In response, the Alberta College of Social Workers (ACSW) launched the Closing the Disparity Gap Project. That project includes a multi-sector stakeholder process to generate ideas and to develop practical solutions to the problem of economic and social disparity in Alberta. This report is Phase II of that project. The research included two symposia to engage ACSW and community leaders as well as academics in discussion on the key causes of disparity and to workshop policy recommendations.
What ACSW probably doesn't understand (they're only a bunch of dumb social workers after all) is that Alberta's wealth and prosperity are in many ways because of the laundry list of complaints provided above. We spent a lot of time at work (ie. not leisure) and go into the workforce immediately after high school or trade schools rather than a relatively unproductive stint in University? Uh, yeah. That's why we're rich, dummies.

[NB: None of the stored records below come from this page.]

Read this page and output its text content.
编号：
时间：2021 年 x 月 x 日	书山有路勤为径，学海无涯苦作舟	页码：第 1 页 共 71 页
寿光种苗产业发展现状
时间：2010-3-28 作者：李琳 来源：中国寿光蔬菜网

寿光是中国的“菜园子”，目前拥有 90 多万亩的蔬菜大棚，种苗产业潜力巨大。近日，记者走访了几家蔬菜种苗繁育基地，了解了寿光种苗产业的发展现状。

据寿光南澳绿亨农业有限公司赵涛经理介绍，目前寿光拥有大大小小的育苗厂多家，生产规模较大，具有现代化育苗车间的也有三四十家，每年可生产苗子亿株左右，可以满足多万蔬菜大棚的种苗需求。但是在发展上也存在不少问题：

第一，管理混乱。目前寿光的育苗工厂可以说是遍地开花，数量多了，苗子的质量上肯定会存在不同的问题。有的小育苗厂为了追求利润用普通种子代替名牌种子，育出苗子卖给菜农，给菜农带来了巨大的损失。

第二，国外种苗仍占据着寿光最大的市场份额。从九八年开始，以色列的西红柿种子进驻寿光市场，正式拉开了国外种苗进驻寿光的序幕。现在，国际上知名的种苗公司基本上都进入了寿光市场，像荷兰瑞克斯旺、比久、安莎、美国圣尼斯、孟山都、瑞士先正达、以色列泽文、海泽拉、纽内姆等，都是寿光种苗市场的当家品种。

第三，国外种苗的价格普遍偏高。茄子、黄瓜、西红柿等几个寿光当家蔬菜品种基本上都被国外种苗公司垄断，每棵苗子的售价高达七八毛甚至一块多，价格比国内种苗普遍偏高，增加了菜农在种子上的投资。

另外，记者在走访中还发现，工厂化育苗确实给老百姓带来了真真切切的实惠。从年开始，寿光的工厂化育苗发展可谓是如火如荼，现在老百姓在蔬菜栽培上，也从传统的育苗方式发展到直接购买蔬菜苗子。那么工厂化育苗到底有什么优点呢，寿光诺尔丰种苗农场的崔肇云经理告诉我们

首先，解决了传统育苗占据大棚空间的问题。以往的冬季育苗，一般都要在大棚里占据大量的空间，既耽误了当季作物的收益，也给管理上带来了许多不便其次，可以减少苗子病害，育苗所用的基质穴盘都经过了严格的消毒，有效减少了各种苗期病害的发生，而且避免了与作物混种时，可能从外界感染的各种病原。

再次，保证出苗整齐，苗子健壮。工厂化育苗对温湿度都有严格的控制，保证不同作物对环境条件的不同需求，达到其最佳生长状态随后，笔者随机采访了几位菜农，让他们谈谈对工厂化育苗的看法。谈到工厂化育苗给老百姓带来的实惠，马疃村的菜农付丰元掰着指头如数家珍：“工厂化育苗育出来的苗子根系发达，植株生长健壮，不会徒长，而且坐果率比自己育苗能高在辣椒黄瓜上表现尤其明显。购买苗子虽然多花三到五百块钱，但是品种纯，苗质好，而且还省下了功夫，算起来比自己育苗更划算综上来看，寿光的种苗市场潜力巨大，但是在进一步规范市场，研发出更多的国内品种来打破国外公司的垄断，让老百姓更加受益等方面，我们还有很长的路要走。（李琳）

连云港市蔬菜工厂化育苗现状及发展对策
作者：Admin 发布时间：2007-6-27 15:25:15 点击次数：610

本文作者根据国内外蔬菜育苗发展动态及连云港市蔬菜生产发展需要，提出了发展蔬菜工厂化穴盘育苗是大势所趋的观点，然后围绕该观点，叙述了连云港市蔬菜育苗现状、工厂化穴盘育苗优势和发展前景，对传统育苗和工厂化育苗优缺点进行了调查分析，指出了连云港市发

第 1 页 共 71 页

Low voter turnout is a new one, I honestly can't say I've ever heard that "inequity" is a cause of low turnout in provincial elections. Doesn't that seem counter-intuitive? If there was so much disparity going on, wouldn't the huddled masses of poor be banding together to vote NDP and bring about this glorious Worker's Paradise (minus the work, of course) that ACSW seems so keen on?

As for the issues with family violence, stalking (?!), "community participation" [defined by whom? -ed], homicide-suicide, homelessness and food bank useage, let me place the blame somewhere other than "our disparity".
Immigrants.
There, see how easy this is? Its a good thing too, this problem is probably way cheaper to solve than this disparity crap.

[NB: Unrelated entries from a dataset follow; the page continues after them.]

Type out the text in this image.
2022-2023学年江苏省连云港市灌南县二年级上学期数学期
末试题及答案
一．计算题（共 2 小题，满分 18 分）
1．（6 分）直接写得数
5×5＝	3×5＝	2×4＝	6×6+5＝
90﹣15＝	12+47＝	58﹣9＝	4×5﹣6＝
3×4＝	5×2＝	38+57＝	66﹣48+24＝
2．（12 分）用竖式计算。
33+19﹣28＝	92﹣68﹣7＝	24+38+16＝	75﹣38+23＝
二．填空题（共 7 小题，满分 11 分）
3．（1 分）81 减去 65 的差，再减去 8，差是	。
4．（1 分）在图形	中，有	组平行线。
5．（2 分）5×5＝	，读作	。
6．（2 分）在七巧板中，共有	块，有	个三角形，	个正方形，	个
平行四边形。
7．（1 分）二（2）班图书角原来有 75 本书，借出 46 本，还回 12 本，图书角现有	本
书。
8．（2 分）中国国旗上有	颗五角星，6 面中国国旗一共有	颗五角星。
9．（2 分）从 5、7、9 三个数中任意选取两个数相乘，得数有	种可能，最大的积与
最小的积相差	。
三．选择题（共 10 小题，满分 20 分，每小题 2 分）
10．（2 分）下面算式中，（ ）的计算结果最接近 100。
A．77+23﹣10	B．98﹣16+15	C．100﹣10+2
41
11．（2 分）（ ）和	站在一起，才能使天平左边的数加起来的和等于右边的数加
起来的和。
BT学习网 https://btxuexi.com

An organization this intellectually bankrupt, peddling soft-Marxist nonsense long-since discredited, and with such a naive and ideologically driven lens to colour whats wrong and what to do might be honestly identified as lacking any sort of proper values. It helps when they cover it themselves in their "values" section:
The social work approach represents a fundamental shift away from the value of rugged individualism that has underpinned widened inequality and instead puts collectivity front and centre.
The "value of rugged individualism" is perhaps best described in this context as the quaint notion that "if you think this is such a problem, then you go fix it". Conversely, "front and centre collectivism" is a less-enjoyable idea that "if you think this is a problem, make somebody else fix it for you". In the first case, inequality can surely happen. Some people, faced with such a problem, decide against fixing it. This may or may not be a smart idea, and depending on the person and their circumstances it could be justified or condemned by a variety of standards (not the least of which is the time-lapse problem). However, this "rugged individualism" also goes by another noble name. You may have heard of it:
Freedom.
And one of those freedoms, yes indeed, is to chose to be inequitable.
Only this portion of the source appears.